Once away, the Polestar 1’s drive is unmistakable. 

2020 Polestar 1 first drive

The turbocharged and supercharged 2.0-liter inline-4 up front drives only the front wheels and shifts through an 8-speed automatic transmission that\’s competent but sometimes confused with poor shift logic and slow-speed judders. 

The rear wheels, which are driven solely by the twin electric motors and can never clutch in to the internal combustion engine, operate in a complicated dance that’s nearly unbelievable and always entertaining. 

The rear wheels never sleep in any of the Polestar 1’s four drive modes—Pure (all-electric), Hybrid (a through-the-road hybrid setup, similar to the Acura NSX), Power (more power is sent to the rear wheels), and AWD (a 50/50 torque split for wet weather traction)—but come alive in Power mode. 
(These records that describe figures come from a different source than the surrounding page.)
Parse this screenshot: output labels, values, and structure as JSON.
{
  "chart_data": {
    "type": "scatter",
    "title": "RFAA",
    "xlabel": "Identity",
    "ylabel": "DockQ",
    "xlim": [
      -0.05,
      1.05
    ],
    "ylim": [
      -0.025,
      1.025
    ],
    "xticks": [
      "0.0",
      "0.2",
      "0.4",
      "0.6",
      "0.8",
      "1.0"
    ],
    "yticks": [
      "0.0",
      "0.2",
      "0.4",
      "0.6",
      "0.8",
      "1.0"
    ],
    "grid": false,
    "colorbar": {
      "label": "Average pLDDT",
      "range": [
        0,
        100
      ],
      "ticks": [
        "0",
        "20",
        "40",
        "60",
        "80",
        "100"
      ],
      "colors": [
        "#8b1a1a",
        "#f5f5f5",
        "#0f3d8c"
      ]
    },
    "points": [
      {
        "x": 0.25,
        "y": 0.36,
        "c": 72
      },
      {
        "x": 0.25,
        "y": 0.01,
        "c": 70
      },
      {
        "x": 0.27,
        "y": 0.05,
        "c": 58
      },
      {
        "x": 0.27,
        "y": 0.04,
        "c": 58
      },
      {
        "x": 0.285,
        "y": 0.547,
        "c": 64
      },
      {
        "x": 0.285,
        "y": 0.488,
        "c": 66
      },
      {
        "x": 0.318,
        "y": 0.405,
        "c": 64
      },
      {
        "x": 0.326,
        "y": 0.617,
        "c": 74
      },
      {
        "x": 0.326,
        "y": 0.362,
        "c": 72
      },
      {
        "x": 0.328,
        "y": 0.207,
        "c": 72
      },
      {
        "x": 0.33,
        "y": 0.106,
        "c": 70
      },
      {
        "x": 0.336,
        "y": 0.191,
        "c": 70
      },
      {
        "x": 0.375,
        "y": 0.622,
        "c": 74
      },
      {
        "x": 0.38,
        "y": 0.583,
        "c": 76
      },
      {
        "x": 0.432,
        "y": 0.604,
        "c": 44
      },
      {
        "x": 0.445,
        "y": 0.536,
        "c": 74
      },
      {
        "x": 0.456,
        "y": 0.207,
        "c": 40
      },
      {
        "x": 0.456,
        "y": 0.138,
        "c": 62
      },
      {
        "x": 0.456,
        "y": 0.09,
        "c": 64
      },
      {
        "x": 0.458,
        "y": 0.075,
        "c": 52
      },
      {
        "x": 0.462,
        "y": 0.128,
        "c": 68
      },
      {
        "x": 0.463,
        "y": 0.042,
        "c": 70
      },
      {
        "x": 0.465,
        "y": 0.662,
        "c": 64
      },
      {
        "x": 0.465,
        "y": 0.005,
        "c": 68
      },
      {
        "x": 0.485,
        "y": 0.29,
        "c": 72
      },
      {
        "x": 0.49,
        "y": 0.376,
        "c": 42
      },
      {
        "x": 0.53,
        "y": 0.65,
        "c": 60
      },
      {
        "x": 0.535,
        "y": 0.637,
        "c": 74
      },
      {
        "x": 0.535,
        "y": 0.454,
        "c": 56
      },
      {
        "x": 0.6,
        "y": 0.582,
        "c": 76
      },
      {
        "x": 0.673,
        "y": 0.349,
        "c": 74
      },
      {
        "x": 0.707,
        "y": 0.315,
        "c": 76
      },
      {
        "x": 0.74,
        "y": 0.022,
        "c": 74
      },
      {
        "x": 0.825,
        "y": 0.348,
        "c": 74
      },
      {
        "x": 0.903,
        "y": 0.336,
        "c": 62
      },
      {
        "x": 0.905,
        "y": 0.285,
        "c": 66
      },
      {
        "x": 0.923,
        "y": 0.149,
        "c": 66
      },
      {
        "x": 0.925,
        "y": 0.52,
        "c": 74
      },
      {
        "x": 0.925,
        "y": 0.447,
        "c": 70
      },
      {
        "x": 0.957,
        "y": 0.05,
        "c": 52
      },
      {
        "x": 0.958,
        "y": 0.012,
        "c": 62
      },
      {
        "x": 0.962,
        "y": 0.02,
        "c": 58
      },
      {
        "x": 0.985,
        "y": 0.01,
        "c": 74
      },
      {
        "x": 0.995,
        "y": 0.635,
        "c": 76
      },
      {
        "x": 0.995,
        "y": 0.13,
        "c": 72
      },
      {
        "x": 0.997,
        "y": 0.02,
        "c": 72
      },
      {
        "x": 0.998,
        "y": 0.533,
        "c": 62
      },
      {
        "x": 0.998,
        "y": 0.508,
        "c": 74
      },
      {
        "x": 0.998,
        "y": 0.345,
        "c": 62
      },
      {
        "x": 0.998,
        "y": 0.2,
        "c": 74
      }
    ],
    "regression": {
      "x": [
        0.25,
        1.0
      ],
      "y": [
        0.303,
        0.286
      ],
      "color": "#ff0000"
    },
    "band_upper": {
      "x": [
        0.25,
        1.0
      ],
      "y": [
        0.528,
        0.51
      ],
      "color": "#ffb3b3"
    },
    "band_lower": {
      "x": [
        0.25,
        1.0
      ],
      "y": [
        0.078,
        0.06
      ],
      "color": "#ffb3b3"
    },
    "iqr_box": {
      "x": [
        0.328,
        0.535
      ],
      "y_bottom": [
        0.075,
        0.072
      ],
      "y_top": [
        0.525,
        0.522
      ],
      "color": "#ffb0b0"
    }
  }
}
Over 200 miles, spent winding through Northern California roads near Woodside, the Polestar 1 begged for tighter and ever faster corners. Pushing extra-legal speeds around hairpins wasn’t only easy, it also felt mandatory—there’s seemingly no limit to the end of its grip. Shod with sticky Pirelli P Zero tires, the Polestar 1’s engineering feat is seamless and beautifully rendered, true torque vectoring. The only kind that can come from electrification, and one that’s well on the way from Tesla and other EV makers. 

While torque vectoring will get plenty of well-earned praise, it’s only through suspension engineering and Rydholm’s hard work with the Polestar 1’s Ohlins adjustable dampers that it becomes truly approachable. The chassis is firm and stiff, with a confident ride that could easily be unyielding if the dampers didn’t cushion some of the road’s imperfections. The Ohlins are completely adjustable—they come from the factory with nine clicks dialed into the front and 10 in the rear—and adaptable for any buyer. 

2020 Polestar 1 first drive

And that’s precisely the Polestar 1’s conundrum. It serves many masters: The Polestar 1 is a halo car for a nascent brand banking on electric vehicles with performance potential. The Polestar 1 also compromises with an engine up front, borrowed interior inside, and mismatched mission. 

The million-dollar body and million-dollar rear axle take on the world with a $50,000 interior. The Polestar 1 breaks new ground by showing that EVs are not only the preferred powertrain for performance brands because of their acceleration but also because they can shift power side to side like few automakers can dream. 

Straight-line speed? That’s been done. Match that speed in the corners? Now there’s a first.

Polestar provided travel and lodging to Internet Brands Automotive to bring you this firsthand report.